Kowtowing to one’s political masters is one element of track-laying, and a very necessary part of it, regardless of UMNO having become decidedly rudderless, leaderless, and more menacing. Kowtowing is not unusual when UMNO actively promotes, if not demands, sycophancy of its rank and file, especially of its cadre class, the way the Chinese Communist Party always has of its own.

It is no more unusual than the rather silly debates in Malaysia over whether UMNO will remain the most dominant political party in the country, having further relegated its racially-exclusive coalition partners in Barisan Nasional to a status worse than ‘minnow’ while the political opposition is hopelessly in disarray, nearing a second and permanent fracture.

There is also no disputing the fact that anybody, much less Khairy, is about to ease back the lever of UMNO’s historical hegemonic project. The party has far too much to lose. Winning power and control of the ‘central government’ is not, nor was it ever, since 1969, the main game of ‘governing’ for all ‘Malaysians’, let alone the Malays, other than in name.

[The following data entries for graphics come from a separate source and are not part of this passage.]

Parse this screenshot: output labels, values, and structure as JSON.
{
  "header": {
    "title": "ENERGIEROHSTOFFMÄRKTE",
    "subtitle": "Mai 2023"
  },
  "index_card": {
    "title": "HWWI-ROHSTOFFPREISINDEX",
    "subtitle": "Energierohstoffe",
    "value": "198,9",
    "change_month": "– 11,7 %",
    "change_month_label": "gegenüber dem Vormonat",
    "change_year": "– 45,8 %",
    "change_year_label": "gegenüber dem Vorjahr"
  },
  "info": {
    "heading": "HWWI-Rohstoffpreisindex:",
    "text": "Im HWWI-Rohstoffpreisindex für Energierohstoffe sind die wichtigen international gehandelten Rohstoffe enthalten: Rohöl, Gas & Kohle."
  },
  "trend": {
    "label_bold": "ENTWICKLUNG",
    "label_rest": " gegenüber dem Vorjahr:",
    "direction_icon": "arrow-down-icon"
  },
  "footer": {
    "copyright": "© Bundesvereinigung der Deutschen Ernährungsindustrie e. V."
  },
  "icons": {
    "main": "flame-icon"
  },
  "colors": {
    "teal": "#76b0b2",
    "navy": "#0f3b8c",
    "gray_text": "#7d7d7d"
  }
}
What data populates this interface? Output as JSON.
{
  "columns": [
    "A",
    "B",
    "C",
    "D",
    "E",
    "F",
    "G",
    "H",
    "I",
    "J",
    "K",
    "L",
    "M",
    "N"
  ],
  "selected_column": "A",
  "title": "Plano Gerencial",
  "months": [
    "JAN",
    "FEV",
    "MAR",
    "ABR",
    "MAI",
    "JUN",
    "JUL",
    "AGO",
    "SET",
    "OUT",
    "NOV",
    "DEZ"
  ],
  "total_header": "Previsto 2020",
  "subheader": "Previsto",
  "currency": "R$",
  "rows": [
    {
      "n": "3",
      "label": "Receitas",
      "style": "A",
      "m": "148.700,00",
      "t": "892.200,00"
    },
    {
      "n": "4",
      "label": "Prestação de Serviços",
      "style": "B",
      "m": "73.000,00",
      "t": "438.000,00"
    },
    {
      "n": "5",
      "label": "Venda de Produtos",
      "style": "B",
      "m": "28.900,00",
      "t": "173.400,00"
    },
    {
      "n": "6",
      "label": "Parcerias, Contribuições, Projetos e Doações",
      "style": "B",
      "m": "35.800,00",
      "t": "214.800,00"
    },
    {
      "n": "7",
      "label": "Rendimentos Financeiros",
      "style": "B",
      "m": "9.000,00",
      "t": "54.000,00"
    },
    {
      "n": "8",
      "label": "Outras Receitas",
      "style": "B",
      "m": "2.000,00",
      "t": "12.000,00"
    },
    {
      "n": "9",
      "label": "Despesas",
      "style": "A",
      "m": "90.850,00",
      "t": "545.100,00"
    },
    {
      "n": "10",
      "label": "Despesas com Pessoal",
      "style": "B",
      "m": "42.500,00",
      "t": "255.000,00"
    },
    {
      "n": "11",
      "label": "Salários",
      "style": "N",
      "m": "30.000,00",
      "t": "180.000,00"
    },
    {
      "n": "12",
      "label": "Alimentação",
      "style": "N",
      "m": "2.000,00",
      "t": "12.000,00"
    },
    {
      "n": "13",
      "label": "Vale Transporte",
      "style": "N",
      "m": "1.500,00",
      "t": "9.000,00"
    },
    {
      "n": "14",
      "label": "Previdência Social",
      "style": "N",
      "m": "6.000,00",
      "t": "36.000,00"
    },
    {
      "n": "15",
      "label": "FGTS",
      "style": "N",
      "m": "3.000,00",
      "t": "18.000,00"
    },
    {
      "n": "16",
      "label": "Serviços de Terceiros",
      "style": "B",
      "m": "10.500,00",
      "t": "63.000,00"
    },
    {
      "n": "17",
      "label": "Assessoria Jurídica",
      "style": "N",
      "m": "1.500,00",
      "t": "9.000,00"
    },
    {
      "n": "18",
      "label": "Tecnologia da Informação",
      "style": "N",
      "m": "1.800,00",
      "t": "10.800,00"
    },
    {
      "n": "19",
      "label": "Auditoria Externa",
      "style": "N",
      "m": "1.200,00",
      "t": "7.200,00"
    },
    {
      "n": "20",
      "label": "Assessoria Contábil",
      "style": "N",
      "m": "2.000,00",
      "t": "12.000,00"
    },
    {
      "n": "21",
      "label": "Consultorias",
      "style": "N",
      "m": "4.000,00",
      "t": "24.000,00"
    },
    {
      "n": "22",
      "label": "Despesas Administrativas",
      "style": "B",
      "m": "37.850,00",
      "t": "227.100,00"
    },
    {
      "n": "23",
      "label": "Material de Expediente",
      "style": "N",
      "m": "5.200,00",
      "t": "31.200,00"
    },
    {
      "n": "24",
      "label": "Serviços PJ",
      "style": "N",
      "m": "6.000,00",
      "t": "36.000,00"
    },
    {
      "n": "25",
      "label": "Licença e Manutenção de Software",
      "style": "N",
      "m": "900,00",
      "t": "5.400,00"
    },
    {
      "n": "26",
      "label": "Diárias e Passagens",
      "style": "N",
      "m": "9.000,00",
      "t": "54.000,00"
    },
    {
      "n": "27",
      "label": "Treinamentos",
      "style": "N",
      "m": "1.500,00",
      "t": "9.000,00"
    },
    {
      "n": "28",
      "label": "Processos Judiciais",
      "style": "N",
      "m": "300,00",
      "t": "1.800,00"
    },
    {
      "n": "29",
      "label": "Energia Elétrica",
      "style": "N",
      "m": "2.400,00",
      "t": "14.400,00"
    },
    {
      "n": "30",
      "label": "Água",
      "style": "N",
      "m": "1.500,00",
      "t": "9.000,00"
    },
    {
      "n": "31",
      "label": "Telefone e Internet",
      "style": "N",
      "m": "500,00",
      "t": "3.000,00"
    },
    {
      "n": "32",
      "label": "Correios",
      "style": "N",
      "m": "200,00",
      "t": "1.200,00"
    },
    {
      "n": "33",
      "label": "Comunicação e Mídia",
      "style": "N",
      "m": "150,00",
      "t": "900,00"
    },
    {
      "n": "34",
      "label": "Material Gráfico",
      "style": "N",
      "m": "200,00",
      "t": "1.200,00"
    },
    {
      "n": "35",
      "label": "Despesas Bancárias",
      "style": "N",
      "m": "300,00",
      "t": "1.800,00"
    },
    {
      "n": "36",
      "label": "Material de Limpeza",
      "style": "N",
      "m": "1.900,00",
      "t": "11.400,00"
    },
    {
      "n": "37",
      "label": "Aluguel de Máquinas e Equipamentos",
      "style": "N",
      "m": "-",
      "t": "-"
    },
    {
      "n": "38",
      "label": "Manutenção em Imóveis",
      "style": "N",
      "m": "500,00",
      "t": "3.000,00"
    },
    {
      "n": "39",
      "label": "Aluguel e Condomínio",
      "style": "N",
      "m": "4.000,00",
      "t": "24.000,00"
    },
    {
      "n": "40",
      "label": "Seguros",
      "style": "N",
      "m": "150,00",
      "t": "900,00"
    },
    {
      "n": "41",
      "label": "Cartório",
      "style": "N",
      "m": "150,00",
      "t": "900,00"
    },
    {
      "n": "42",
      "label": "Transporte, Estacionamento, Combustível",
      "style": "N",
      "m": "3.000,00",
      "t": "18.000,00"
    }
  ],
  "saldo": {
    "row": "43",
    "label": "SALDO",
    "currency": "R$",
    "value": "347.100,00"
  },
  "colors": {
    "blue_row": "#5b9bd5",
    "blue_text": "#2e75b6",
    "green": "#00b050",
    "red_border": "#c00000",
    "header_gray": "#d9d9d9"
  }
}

Khairy understands all this very well. In the parlance of the historical-political sociologist Charles Tilly, state-making and state capacity come not solely and strictly from electoral power, although it helps. In Malaysia federal elections are perennially rigged and voters routinely defrauded, with the Malaysian Election Commission, a branch of the UMNO bureaucracy, lending a hand.

State-making and state capacity emerge from entirely different sources, namely Malay feudalism, and the vast system that powerfully engenders and promotes a corrupt network of patron-client relationships and class re-alignments. Half of these networks remain necessarily in their agri-traditional form; the other half has ‘modernised’ alongside the development of Malaysian capitalism.

Think of Malaysia’s patronage system as UMNO’s personal central bank — one that has expanded exponentially since the early 1980s under Mahathir who promoted and nurtured national avarice as Malaysia’s national sport or religion among its ruling political class and business cronies by an equal click.

This is the very system Khairy will continue to defend and promote to ensure his place closer to the apex of political power or structures of power that would launch him into making a play for the UMNO’s central leadership. Khairy ingratiating himself to Najib is clear and understandable.

What is most unclear is his self-proclaimed reformist zeal. That record does not augur well, however.

Manjit Bhatia is head of research at AsiaRisk, an economic and political risk consultancy firm.